Chart structures have proven that crude prices have pushed and pulled canola up and down in recent years. However, since the start of 2018, the gains enjoyed by crude oil have failed to lift canola.
On Jan. 10, the cost of a barrel of oil on the New York Mercantile Exchange was US$61.82. Now, that same barrel is closer to US$71.
Canola, on the other hand, has fallen from the $505 per tonne mark down to the $485 per tonne mark, as of Friday’s close.
According to Mike Jubinville of ProFarmer Canada, the link that existed between the two has been disrupted by the global trade disruptions emanating from the White House, and to a lesser extent China.
The relationship between the two commodities should eventually return, he said.
“We’ll swing back to traditional relationships between commodities but there are periods of time of disconnect and right now is one of them,” he said.
Another market-watcher agreed crude’s influence on canola seems to have waned.
“I don’t really look at crude as a canola indicator very much anymore,” said Errol Anderson of ProMarket Communications. He added crude oil has turned into a manipulated market from global players and tends to be focused on issues stemming from the Middle East.

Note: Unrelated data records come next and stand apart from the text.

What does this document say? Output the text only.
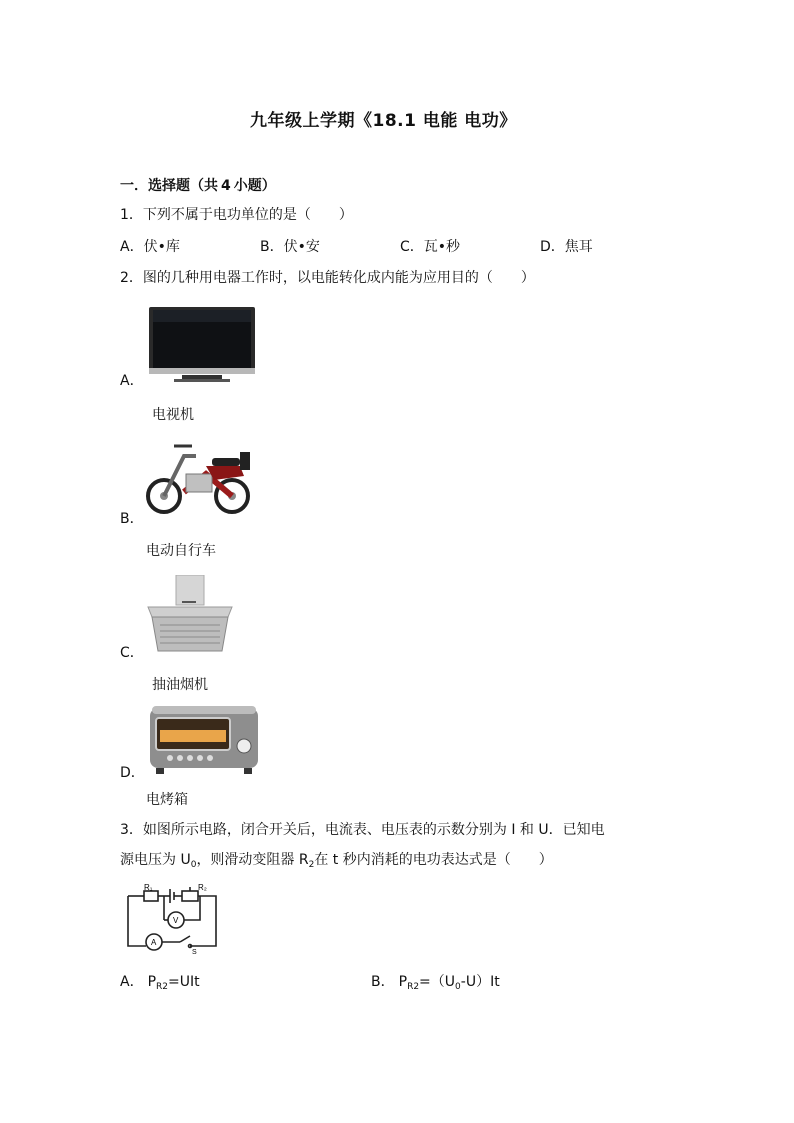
九年级上学期《18.1 电能 电功》
一．选择题（共 4 小题）
1．下列不属于电功单位的是（　　）
A．伏•库	B．伏•安	C．瓦•秒	D．焦耳
2．图的几种用电器工作时，以电能转化成内能为应用目的（　　）
A．
电视机
B．
电动自行车
C．
抽油烟机
D．
电烤箱
3．如图所示电路，闭合开关后，电流表、电压表的示数分别为 I 和 U．已知电
源电压为 $U_0$，则滑动变阻器 $R_2$在 t 秒内消耗的电功表达式是（　　）
R₁	R₂
V
A
S
A． $P_{R2}=UIt$	B． $P_{R2}=(U_0-U)It$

To understand the influence crude oil initially had on canola, one first has to look at energy.
Canola, like many other vegetable oils, has a stake in the biodiesel market; when crude oil is moving one way or the other, biodiesel will get caught up in its wake. That bias eventually transfers down to markets such as European rapeseed futures, Malaysian palm oil and eventually canola.
Crude is also considered a leader in the market as it is the highest-traded commodity by volume and by valuation.
Also, when crude oil is on the move, it always attracts the interest of the speculative community.
“If crude is making a move higher and you have a lot of spec money that wants to enter commodities, and they spread it around, you get some residual effect on the ag sector,” Jubinville said.
Commercials will also get more interested in buying up commodities such as canola if crude makes a jump higher, he said.
For now, the escalating trade battle between the U.S. and China and unpredictability of U.S. President Donald Trump continues to cancel out most other influences.
“The microcosms of Trump‘s tweets are the short-term influence that we are under now,” said Jubinville.